Serial echocardiograms were used to estimate the left ventricular ejection fraction (LVEF). LVEF at 5 years post-SCT vs. baseline showed significant improvement (p<0.001) which can be attributed to the pre-transplant disease status and chemotherapy. LVEF at 10 years showed no worsening compared to pre-transplant baseline (p=0.17) or 5 years post-SCT (p=0.97).

Cardiovascular Risk Factors

Smoking

Nineteen subjects had a documented history of smoking prior to transplant. At the 5-year post-SCT follow-up, six of these continued smoking.

Hypertension

Five of 95 informative subjects (5.3%) had a history of hypertension prior to transplant and four of these were on antihypertensive medications pre-transplant. At 5-years post-SCT, 20 of 97 survivors (20.6%) had hypertension, 17 of whom were receiving antihypertensives. The prevalence of hypertension was 34.9% at the 10-years post-SCT time-point (15 of 43 informative subjects), with 14 survivors were on treatment.

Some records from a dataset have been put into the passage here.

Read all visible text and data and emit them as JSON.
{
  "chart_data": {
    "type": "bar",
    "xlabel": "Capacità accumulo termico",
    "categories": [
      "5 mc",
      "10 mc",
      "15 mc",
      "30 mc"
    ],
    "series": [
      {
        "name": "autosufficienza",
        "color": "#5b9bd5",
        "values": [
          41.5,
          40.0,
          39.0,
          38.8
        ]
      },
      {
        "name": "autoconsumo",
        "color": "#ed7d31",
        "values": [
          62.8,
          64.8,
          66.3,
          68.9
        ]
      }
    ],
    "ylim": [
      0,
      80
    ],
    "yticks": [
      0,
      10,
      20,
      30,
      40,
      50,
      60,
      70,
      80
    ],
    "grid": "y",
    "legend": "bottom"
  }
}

The increases in prevalence at 5 and 10 years post-SCT were significant (p<0.01) when compared to baseline [Figure 1] but the prevalence of hypertension did not change significantly between the 5 and 10-year time points (p=0.09). The increased prevalence of hypertension in transplant survivors was comparable to the age-matched normal population [10].

Figure 1.

Figure 1

Prevalence trends of cardiovascular risk factors at pre-transplant baseline, 5 and 10 years post-transplant. *Statistically significant.

Diabetes

Only one of the 95 informative patients had diabetes mellitus pre-transplant while 9 out of 97 (9.3%) and 5 out of 42 (11.9%) survivors had diabetes at 5 and 10-years post-SCT follow up respectively (p=0.02) [Figure 1]. However, the increase in diabetes prevalence was not significantly different than the age-matched normal population [12].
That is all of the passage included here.